子供用包丁では少しやり辛かったんだけど、仕上がりが案外綺麗だったから、まぁまずの出来映えということにしときましょうか。

そして、「オペ終了」みたいな顔をして包丁をまな板の上に置き、オレは完成した「菊の花」の飾り切りを眺めたんだ。

「どう!?」

と、得意気に感想を求める。

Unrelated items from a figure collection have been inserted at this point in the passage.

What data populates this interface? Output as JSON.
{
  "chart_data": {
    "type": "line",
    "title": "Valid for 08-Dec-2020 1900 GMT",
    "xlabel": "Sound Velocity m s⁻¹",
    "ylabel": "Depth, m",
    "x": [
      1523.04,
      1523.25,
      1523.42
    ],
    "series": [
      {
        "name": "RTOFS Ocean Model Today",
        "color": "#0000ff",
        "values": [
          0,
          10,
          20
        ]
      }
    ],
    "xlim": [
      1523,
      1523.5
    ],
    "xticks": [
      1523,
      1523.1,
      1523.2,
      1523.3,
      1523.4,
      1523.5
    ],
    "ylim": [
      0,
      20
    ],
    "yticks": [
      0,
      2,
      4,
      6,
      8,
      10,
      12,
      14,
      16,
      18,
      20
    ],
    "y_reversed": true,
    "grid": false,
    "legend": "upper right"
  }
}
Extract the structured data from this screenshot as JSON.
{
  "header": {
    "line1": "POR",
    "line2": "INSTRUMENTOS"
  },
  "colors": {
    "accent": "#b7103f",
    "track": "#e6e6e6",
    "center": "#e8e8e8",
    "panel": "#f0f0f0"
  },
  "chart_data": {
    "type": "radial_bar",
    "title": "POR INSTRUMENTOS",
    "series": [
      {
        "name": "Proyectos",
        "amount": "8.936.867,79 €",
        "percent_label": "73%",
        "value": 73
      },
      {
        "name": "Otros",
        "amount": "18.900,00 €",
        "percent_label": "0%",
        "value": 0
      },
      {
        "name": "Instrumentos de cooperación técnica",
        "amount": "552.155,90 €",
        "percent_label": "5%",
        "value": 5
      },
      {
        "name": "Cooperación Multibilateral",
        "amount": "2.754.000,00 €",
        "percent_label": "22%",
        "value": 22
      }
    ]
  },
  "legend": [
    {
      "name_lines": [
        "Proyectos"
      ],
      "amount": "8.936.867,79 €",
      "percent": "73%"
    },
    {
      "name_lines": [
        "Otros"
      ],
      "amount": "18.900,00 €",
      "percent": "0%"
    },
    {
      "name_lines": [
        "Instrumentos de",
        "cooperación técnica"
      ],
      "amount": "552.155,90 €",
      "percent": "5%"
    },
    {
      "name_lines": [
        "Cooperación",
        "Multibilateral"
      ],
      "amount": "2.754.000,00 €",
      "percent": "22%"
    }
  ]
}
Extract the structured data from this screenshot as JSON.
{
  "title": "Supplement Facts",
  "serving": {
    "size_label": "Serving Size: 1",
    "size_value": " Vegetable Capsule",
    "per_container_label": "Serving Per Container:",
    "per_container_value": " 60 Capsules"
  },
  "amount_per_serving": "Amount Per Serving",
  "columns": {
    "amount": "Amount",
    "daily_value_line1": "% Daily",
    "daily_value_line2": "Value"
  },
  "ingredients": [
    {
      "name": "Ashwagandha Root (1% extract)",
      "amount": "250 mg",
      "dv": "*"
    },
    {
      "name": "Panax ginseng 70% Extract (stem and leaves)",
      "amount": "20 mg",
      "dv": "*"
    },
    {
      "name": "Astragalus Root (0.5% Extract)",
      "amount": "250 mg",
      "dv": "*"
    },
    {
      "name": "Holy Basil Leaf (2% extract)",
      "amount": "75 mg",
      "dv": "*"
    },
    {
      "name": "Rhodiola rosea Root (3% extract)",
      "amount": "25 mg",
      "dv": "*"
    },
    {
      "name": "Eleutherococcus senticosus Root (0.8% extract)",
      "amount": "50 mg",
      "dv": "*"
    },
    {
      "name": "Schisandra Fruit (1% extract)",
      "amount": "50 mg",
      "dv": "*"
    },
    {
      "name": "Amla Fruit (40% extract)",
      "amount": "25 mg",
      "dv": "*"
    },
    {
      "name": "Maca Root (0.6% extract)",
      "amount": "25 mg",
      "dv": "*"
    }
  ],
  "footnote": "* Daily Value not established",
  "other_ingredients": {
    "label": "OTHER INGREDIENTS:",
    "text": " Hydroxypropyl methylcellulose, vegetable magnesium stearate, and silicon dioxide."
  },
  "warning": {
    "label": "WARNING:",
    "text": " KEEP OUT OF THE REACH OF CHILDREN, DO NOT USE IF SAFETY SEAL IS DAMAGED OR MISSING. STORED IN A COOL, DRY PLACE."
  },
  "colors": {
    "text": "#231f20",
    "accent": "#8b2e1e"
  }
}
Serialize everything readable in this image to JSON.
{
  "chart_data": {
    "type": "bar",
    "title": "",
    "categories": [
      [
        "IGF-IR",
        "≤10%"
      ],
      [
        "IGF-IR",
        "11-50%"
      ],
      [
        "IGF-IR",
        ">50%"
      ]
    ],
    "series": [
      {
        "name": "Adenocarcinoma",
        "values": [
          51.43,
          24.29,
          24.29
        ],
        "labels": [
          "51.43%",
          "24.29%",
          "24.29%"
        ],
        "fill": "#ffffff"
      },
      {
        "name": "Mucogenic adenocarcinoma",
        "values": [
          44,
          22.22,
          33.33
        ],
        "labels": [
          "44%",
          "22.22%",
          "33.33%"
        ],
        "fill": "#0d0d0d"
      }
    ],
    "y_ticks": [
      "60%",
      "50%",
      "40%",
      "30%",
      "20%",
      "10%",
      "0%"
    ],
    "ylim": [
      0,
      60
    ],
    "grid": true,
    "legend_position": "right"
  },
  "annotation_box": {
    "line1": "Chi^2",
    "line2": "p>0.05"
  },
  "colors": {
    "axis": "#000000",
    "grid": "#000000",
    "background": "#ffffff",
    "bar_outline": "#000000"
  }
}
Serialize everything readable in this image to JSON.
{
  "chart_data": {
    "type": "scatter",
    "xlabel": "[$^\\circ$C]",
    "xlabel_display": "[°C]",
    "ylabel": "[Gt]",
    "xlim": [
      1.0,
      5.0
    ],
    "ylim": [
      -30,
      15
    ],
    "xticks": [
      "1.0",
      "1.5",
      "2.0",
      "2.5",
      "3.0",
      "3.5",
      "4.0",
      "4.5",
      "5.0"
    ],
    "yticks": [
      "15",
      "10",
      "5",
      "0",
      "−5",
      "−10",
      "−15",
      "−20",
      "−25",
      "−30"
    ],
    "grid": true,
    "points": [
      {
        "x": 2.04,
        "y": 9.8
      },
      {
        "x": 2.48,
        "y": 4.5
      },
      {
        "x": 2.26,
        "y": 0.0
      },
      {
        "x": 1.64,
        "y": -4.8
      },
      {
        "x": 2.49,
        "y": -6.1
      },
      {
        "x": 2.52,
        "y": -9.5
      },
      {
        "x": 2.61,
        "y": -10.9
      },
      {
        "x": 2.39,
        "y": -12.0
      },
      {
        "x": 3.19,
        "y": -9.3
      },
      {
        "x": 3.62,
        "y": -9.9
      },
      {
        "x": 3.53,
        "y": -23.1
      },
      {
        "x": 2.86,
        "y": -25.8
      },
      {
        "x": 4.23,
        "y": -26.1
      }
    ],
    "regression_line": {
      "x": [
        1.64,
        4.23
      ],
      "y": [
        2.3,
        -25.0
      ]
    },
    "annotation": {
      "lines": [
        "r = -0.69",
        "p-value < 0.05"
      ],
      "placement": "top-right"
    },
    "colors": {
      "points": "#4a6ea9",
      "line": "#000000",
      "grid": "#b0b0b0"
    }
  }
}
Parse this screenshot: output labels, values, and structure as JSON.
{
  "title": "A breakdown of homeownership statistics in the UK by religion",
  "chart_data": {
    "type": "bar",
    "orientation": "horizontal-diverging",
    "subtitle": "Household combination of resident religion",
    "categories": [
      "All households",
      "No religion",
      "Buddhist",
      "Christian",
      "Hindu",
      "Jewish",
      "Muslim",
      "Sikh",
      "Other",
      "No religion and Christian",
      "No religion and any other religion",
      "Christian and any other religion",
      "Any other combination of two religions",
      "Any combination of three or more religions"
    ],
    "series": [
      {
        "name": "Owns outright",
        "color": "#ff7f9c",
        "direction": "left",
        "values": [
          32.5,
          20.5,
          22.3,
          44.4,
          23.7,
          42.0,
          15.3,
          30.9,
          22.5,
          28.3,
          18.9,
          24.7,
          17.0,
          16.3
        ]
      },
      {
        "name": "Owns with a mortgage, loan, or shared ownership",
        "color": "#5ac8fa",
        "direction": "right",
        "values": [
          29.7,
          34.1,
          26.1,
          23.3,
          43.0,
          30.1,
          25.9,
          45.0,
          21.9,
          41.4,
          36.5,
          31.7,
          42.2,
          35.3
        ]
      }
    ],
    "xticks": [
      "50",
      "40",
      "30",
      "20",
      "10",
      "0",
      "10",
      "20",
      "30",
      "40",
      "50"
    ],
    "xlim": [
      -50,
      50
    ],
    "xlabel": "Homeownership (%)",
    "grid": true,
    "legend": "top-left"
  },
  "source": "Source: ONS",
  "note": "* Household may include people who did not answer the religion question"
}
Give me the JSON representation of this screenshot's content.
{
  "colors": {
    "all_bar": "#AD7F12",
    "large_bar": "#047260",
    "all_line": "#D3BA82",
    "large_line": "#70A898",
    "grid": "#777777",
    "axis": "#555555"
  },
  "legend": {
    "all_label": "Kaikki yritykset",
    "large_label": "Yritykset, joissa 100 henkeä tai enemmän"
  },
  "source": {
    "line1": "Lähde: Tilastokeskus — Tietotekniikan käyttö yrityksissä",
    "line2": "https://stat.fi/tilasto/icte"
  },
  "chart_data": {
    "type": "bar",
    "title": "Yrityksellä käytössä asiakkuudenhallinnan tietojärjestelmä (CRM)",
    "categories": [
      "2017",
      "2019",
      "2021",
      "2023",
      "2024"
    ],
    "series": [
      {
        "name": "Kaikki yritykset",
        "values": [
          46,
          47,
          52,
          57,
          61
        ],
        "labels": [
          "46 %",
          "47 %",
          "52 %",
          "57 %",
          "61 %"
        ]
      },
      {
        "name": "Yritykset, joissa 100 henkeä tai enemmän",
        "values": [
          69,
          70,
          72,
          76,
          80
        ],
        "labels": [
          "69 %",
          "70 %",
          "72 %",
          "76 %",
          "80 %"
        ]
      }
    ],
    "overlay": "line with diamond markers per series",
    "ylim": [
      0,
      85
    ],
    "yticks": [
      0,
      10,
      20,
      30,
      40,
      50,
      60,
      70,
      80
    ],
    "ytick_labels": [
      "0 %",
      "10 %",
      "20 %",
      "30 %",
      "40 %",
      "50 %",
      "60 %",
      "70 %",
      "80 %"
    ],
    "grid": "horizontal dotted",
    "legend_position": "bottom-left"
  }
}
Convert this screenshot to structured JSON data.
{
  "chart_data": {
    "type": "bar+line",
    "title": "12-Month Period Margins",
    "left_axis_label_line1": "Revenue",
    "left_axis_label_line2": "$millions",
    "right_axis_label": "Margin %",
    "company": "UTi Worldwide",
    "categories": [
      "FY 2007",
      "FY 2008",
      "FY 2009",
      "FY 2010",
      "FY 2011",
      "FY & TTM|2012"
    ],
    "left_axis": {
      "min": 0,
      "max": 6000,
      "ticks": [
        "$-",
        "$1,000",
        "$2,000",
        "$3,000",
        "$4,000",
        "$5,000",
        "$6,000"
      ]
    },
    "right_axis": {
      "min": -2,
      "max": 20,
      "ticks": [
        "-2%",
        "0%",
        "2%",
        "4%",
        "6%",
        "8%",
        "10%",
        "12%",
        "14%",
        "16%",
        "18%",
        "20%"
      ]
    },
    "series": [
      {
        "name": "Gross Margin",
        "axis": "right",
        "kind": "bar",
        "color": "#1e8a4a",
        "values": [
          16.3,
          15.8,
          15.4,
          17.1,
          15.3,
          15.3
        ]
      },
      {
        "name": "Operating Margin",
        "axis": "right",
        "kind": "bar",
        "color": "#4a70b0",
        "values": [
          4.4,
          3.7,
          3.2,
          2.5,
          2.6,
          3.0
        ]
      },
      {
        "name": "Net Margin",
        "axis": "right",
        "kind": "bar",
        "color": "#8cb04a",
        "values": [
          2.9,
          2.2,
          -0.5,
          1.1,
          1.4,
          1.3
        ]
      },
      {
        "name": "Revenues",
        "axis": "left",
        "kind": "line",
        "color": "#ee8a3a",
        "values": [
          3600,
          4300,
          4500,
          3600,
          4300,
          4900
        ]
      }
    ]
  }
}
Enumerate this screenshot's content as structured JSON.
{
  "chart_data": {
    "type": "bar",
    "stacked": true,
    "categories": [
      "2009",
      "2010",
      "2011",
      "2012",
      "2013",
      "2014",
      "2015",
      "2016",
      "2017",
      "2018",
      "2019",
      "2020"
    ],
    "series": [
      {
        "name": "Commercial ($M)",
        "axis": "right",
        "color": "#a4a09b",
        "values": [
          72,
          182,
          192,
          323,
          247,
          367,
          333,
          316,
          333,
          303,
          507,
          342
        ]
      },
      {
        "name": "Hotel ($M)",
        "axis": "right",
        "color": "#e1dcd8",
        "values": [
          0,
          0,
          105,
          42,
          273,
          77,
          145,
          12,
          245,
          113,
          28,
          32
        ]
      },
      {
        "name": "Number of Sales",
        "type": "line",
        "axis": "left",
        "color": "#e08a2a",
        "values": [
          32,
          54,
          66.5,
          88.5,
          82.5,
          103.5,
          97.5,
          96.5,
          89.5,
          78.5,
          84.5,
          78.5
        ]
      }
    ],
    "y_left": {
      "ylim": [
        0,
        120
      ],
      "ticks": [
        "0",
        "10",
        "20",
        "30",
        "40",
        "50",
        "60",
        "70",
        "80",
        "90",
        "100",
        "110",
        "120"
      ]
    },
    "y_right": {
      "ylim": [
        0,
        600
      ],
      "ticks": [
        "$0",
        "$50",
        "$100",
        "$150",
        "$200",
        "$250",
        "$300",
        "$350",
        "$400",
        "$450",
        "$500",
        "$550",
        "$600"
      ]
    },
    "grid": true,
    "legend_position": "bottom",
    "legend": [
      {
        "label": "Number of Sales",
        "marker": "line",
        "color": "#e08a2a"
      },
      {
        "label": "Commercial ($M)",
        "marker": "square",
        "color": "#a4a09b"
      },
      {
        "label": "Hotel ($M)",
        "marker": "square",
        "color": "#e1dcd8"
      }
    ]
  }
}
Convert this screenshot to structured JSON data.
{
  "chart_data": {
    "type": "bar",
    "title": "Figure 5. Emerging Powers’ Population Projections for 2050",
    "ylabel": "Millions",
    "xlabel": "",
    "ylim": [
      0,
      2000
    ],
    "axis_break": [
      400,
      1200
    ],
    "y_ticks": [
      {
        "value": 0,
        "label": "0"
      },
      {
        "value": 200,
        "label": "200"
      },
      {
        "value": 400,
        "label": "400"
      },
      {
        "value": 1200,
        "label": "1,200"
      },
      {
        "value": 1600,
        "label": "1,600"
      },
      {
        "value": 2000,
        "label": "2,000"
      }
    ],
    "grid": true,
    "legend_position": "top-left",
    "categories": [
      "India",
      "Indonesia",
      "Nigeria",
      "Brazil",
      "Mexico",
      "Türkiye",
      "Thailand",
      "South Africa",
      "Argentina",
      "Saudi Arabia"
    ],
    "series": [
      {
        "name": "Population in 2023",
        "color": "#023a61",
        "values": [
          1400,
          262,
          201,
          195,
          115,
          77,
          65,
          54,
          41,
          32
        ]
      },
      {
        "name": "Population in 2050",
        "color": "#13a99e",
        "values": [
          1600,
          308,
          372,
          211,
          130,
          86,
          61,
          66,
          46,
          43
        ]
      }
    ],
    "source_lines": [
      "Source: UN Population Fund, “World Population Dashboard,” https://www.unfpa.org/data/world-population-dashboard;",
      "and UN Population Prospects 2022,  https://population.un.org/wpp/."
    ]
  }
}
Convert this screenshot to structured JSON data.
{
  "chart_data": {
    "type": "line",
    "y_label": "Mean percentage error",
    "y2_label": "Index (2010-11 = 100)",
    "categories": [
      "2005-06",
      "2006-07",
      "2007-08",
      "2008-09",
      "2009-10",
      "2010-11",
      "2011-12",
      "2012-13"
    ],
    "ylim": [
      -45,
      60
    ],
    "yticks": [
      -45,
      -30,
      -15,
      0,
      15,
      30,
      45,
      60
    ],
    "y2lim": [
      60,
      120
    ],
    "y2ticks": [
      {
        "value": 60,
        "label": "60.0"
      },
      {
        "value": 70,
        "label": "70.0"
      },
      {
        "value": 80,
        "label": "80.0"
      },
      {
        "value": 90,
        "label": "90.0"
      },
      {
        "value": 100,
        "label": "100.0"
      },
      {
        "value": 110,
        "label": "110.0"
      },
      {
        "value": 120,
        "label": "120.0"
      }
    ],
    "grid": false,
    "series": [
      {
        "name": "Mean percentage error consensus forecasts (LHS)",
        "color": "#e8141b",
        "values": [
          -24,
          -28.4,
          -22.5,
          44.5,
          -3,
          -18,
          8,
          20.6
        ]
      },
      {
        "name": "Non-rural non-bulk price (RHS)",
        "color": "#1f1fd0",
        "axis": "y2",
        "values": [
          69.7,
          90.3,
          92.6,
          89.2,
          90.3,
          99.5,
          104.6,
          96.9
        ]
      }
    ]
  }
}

だけど、返ってきたのは…………………

「えっと、アキラ様って、お料理初めてなんですよね?」

という氷麗の言葉と唖然とした表情だった。
うわぁぁぁぁぁっ!!
オレの馬鹿ぁぁぁぁぁぁっ!!!
調子に乗りすぎたぁぁぁっ!
なんてことしちゃったんだ!たかが四歳児がこんな高度な技使えるわけないじゃないか!
チートにも程がある!!!!
違和感マジ半端ねぇ!

「あれだよあれ!ほら、オレ4時になるといつも決まって料理番組見てるじゃん?何時だったっけなぁ、「飾り切り特集」ってのがあって、そこで切り方の紹介してたんだよ確か!!いやぁ、そん時見た飾り切りはきれいだったなぁ」

とりあえず弁解してみる。
これで「ああ、そうなんですか」と納得……………しませんよね!氷麗の顔、まだめっちゃ引っ掛かってますってな感じだもの!
引っ掛かってるよ!!魚の小骨的なものむっちゃグサグサしてるよ!!

「あら、そうだったの!!凄いわねぇ!お母さん驚いちゃった!」

嘘ぉ!
母さんは信じちゃったの!?
なんかもう、全てを消化しちまった感超出てるんですけど。

ああもう!!この際、氷麗も信じちゃいなよ!
な!





それから、オレたち三人は夕食の準備を続けた。
氷麗の腑に落ちてなさそうな顔も、また何時ものニコニコ顔に戻ったし、楽しかったから結果オーライ?
他の女妖怪さんたちが来て、オレはお役御免になっちゃったけど、総大将の息子の隠れた才能?発見のおかげで、暫く台所はその話で持ちきりだったそうな。